Was geht in den Köpfen der Tröpfchen-Geber vor? Sind Frauen die Opfer, sind es meist sexuelle Motive, bei Männern eher räuberische Absichten, denen Handy oder Geldbörse zu stehlen, erklärt Brugger. Und so sei das Herumhantieren mit K.O.-Tropfen nicht allein ein Verstoß gegen das Betäubungsmittelgesetz, manchmal gehe es einher mit Straftaten wie Freiheitsberaubung und sexuellem Missbrauch, gefährlicher Körperverletzung (da Verabreichung eines toxischen Produktes) oder Raub- und Eigentumsdelikten.

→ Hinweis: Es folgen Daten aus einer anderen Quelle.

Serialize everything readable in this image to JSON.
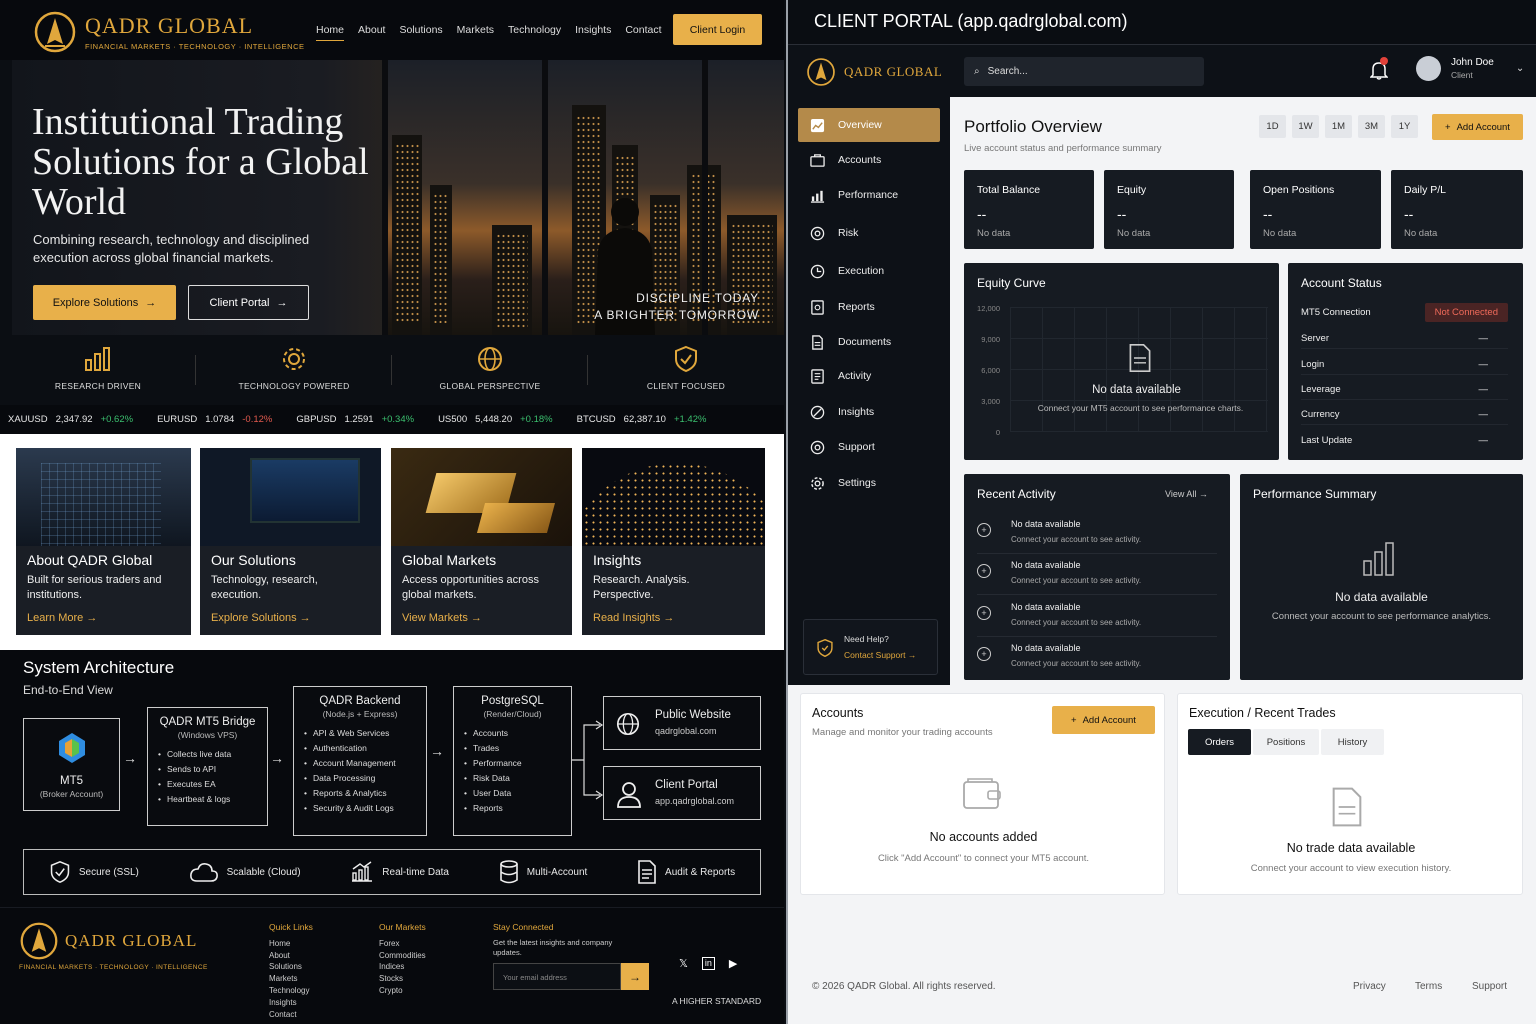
{
  "brand": {
    "name": "QADR GLOBAL",
    "tagline": "FINANCIAL MARKETS · TECHNOLOGY · INTELLIGENCE"
  },
  "nav": {
    "links": [
      "Home",
      "About",
      "Solutions",
      "Markets",
      "Technology",
      "Insights",
      "Contact"
    ],
    "active": "Home",
    "login": "Client Login"
  },
  "hero": {
    "title": "Institutional Trading Solutions for a Global World",
    "description": "Combining research, technology and disciplined execution across global financial markets.",
    "cta_primary": "Explore Solutions",
    "cta_secondary": "Client Portal",
    "tagline_1": "DISCIPLINE TODAY",
    "tagline_2": "A BRIGHTER TOMORROW"
  },
  "features": [
    {
      "label": "RESEARCH DRIVEN",
      "icon": "bar-chart-icon"
    },
    {
      "label": "TECHNOLOGY POWERED",
      "icon": "gear-icon"
    },
    {
      "label": "GLOBAL PERSPECTIVE",
      "icon": "globe-icon"
    },
    {
      "label": "CLIENT FOCUSED",
      "icon": "shield-check-icon"
    }
  ],
  "ticker": [
    {
      "sym": "XAUUSD",
      "price": "2,347.92",
      "chg": "+0.62%",
      "dir": "up"
    },
    {
      "sym": "EURUSD",
      "price": "1.0784",
      "chg": "-0.12%",
      "dir": "dn"
    },
    {
      "sym": "GBPUSD",
      "price": "1.2591",
      "chg": "+0.34%",
      "dir": "up"
    },
    {
      "sym": "US500",
      "price": "5,448.20",
      "chg": "+0.18%",
      "dir": "up"
    },
    {
      "sym": "BTCUSD",
      "price": "62,387.10",
      "chg": "+1.42%",
      "dir": "up"
    }
  ],
  "cards": [
    {
      "title": "About QADR Global",
      "desc": "Built for serious traders and institutions.",
      "link": "Learn More"
    },
    {
      "title": "Our Solutions",
      "desc": "Technology, research, execution.",
      "link": "Explore Solutions"
    },
    {
      "title": "Global Markets",
      "desc": "Access opportunities across global markets.",
      "link": "View Markets"
    },
    {
      "title": "Insights",
      "desc": "Research. Analysis. Perspective.",
      "link": "Read Insights"
    }
  ],
  "architecture": {
    "title": "System Architecture",
    "subtitle": "End-to-End View",
    "mt5": {
      "title": "MT5",
      "sub": "(Broker Account)"
    },
    "bridge": {
      "title": "QADR MT5 Bridge",
      "sub": "(Windows VPS)",
      "items": [
        "Collects live data",
        "Sends to API",
        "Executes EA",
        "Heartbeat & logs"
      ]
    },
    "backend": {
      "title": "QADR Backend",
      "sub": "(Node.js + Express)",
      "items": [
        "API & Web Services",
        "Authentication",
        "Account Management",
        "Data Processing",
        "Reports & Analytics",
        "Security & Audit Logs"
      ]
    },
    "db": {
      "title": "PostgreSQL",
      "sub": "(Render/Cloud)",
      "items": [
        "Accounts",
        "Trades",
        "Performance",
        "Risk Data",
        "User Data",
        "Reports"
      ]
    },
    "website": {
      "title": "Public Website",
      "url": "qadrglobal.com"
    },
    "portal": {
      "title": "Client Portal",
      "url": "app.qadrglobal.com"
    },
    "features": [
      "Secure (SSL)",
      "Scalable (Cloud)",
      "Real-time Data",
      "Multi-Account",
      "Audit & Reports"
    ]
  },
  "footer": {
    "quick_links_title": "Quick Links",
    "quick_links": [
      "Home",
      "About",
      "Solutions",
      "Markets",
      "Technology",
      "Insights",
      "Contact"
    ],
    "markets_title": "Our Markets",
    "markets": [
      "Forex",
      "Commodities",
      "Indices",
      "Stocks",
      "Crypto"
    ],
    "stay_title": "Stay Connected",
    "stay_desc": "Get the latest insights and company updates.",
    "email_placeholder": "Your email address",
    "motto": "A HIGHER STANDARD"
  },
  "portal": {
    "window_title": "CLIENT PORTAL (app.qadrglobal.com)",
    "search_placeholder": "Search...",
    "user": {
      "name": "John Doe",
      "role": "Client"
    },
    "sidebar": [
      "Overview",
      "Accounts",
      "Performance",
      "Risk",
      "Execution",
      "Reports",
      "Documents",
      "Activity",
      "Insights",
      "Support",
      "Settings"
    ],
    "help": {
      "title": "Need Help?",
      "link": "Contact Support"
    },
    "overview": {
      "title": "Portfolio Overview",
      "subtitle": "Live account status and performance summary",
      "ranges": [
        "1D",
        "1W",
        "1M",
        "3M",
        "1Y"
      ],
      "add_account": "Add Account"
    },
    "stats": [
      {
        "label": "Total Balance",
        "value": "--",
        "note": "No data"
      },
      {
        "label": "Equity",
        "value": "--",
        "note": "No data"
      },
      {
        "label": "Open Positions",
        "value": "--",
        "note": "No data"
      },
      {
        "label": "Daily P/L",
        "value": "--",
        "note": "No data"
      }
    ],
    "equity": {
      "title": "Equity Curve",
      "yticks": [
        "12,000",
        "9,000",
        "6,000",
        "3,000",
        "0"
      ],
      "empty": "No data available",
      "empty_sub": "Connect your MT5 account to see performance charts."
    },
    "status": {
      "title": "Account Status",
      "rows": [
        {
          "k": "MT5 Connection",
          "v": "Not Connected"
        },
        {
          "k": "Server",
          "v": "—"
        },
        {
          "k": "Login",
          "v": "—"
        },
        {
          "k": "Leverage",
          "v": "—"
        },
        {
          "k": "Currency",
          "v": "—"
        },
        {
          "k": "Last Update",
          "v": "—"
        }
      ]
    },
    "activity": {
      "title": "Recent Activity",
      "view_all": "View All",
      "items": [
        {
          "t": "No data available",
          "s": "Connect your account to see activity."
        },
        {
          "t": "No data available",
          "s": "Connect your account to see activity."
        },
        {
          "t": "No data available",
          "s": "Connect your account to see activity."
        },
        {
          "t": "No data available",
          "s": "Connect your account to see activity."
        }
      ]
    },
    "perf": {
      "title": "Performance Summary",
      "empty": "No data available",
      "empty_sub": "Connect your account to see performance analytics."
    },
    "accounts": {
      "title": "Accounts",
      "subtitle": "Manage and monitor your trading accounts",
      "add": "Add Account",
      "empty": "No accounts added",
      "empty_sub": "Click \"Add Account\" to connect your MT5 account."
    },
    "execution": {
      "title": "Execution / Recent Trades",
      "tabs": [
        "Orders",
        "Positions",
        "History"
      ],
      "empty": "No trade data available",
      "empty_sub": "Connect your account to view execution history."
    },
    "footer": {
      "copyright": "© 2026 QADR Global. All rights reserved.",
      "links": [
        "Privacy",
        "Terms",
        "Support"
      ]
    }
  },
  "colors": {
    "accent": "#e8b04a",
    "bg_dark": "#0b0e13",
    "up": "#3bbf6e",
    "down": "#e25a4e"
  }
}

Ein extremer Einzelfall sei der Brigachtote von Villingen im November 2011: Der Täter, der 2015 verurteilt wurde, trieb ein schlimmes Spiel mit einem damals 25-Jährigen aus Villingen. Laut Urteilsspruch hat der heute 37-Jährige seinem Opfer eine Überdosis der K.O.-Droge Liquid Ecstasy verabreicht, ihn beraubt und bis auf die Unterhose entkleidet, am Brigachufer liegen lassen, wo der junge Mann erfror. Sein Peiniger wurde vom Landgericht Konstanz des Raubes mit Todesfolge für schuldig befunden. Der junge Mann war nicht sein einziges Opfer. Sieben Menschen soll er Tropfen gegeben haben, um sie handlungsunfähig zu machen und zu bestehlen.